Punctuated Evolution of Prostate Cancer Genomes
Menée sur des échantillons de tissu tumoral et de tissu sain prélevés sur 57 patients atteints d'un cancer de la prostate, cette étude met en évidence un phénomène de "chromoplexie", c'est-à-dire de translocations et de délétions interdépendantes induisant une dérégulation coordonnée de multiples gènes
The analysis of exonic DNA from prostate cancers has identified recurrently mutated genes, but the spectrum of genome-wide alterations has not been profiled extensively in this disease. We sequenced the genomes of 57 prostate tumors and matched normal tissues to characterize somatic alterations and to study how they accumulate during oncogenesis and progression. By modeling the genesis of genomic rearrangements, we identified abundant DNA translocations and deletions that arise in a highly interdependent manner. This phenomenon, which we term chromoplexy, frequently accounts for the dysregulation of prostate cancer genes and appears to disrupt multiple cancer genes coordinately.

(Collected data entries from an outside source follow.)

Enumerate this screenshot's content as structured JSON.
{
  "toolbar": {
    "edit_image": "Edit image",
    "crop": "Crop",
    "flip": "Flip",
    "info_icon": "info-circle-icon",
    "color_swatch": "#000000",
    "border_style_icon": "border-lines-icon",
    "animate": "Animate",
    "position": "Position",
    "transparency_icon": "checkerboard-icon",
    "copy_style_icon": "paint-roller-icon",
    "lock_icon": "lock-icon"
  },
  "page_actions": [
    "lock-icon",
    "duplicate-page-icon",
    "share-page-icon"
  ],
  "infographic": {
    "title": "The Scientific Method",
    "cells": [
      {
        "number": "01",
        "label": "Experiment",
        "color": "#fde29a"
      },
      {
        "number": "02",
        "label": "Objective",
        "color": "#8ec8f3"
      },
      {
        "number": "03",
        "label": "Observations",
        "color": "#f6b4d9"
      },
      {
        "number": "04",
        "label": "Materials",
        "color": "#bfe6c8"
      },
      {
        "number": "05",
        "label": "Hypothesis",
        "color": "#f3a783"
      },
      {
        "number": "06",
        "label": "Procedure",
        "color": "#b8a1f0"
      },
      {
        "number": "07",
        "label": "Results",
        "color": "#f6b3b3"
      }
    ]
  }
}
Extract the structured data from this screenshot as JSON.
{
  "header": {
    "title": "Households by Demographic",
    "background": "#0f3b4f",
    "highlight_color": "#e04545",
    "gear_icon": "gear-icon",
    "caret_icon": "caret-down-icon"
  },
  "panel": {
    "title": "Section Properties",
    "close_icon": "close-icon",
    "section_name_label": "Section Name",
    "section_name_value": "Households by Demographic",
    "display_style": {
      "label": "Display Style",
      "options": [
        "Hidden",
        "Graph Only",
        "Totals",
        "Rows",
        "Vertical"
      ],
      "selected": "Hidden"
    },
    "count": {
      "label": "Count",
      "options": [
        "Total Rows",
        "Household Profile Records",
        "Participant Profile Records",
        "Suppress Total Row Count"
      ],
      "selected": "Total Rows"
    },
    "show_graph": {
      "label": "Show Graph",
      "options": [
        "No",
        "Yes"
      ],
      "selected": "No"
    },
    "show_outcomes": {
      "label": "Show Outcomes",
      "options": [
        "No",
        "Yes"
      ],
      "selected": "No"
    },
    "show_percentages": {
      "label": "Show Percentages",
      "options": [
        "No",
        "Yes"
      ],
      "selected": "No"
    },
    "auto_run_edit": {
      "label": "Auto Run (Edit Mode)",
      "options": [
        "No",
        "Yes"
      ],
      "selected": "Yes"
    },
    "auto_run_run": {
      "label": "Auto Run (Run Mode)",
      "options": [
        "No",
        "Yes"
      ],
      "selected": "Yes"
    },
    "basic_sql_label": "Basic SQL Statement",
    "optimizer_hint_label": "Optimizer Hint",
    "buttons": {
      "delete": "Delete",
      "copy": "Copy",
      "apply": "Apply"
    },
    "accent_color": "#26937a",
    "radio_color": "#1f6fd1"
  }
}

Our modeling suggests that chromoplexy may induce considerable genomic derangement over relatively few events in prostate cancer and other neoplasms, supporting a model of punctuated cancer evolution. By characterizing the clonal hierarchy of genomic lesions in prostate tumors, we charted a path of oncogenic events along which chromoplexy may drive prostate carcinogenesis. º Interdependent DNA rearrangements may coordinately remodel prostate cancer genomes º Chromoplexy defines a distinct class of complex structural rearrangements º Multiple prostate cancer genes may be dysregulated coordinately º Clonal evolution reveals paths of prostate cancer progression Modeling the genesis of chromosomal rearrangements in prostate cancer genomes reveals that the chromosomal disarray found in a typical tumor may arise via a handful of discrete chromoplexy events during tumor development in which interdependent rearrangements shuffle DNA from five or more chromosomes.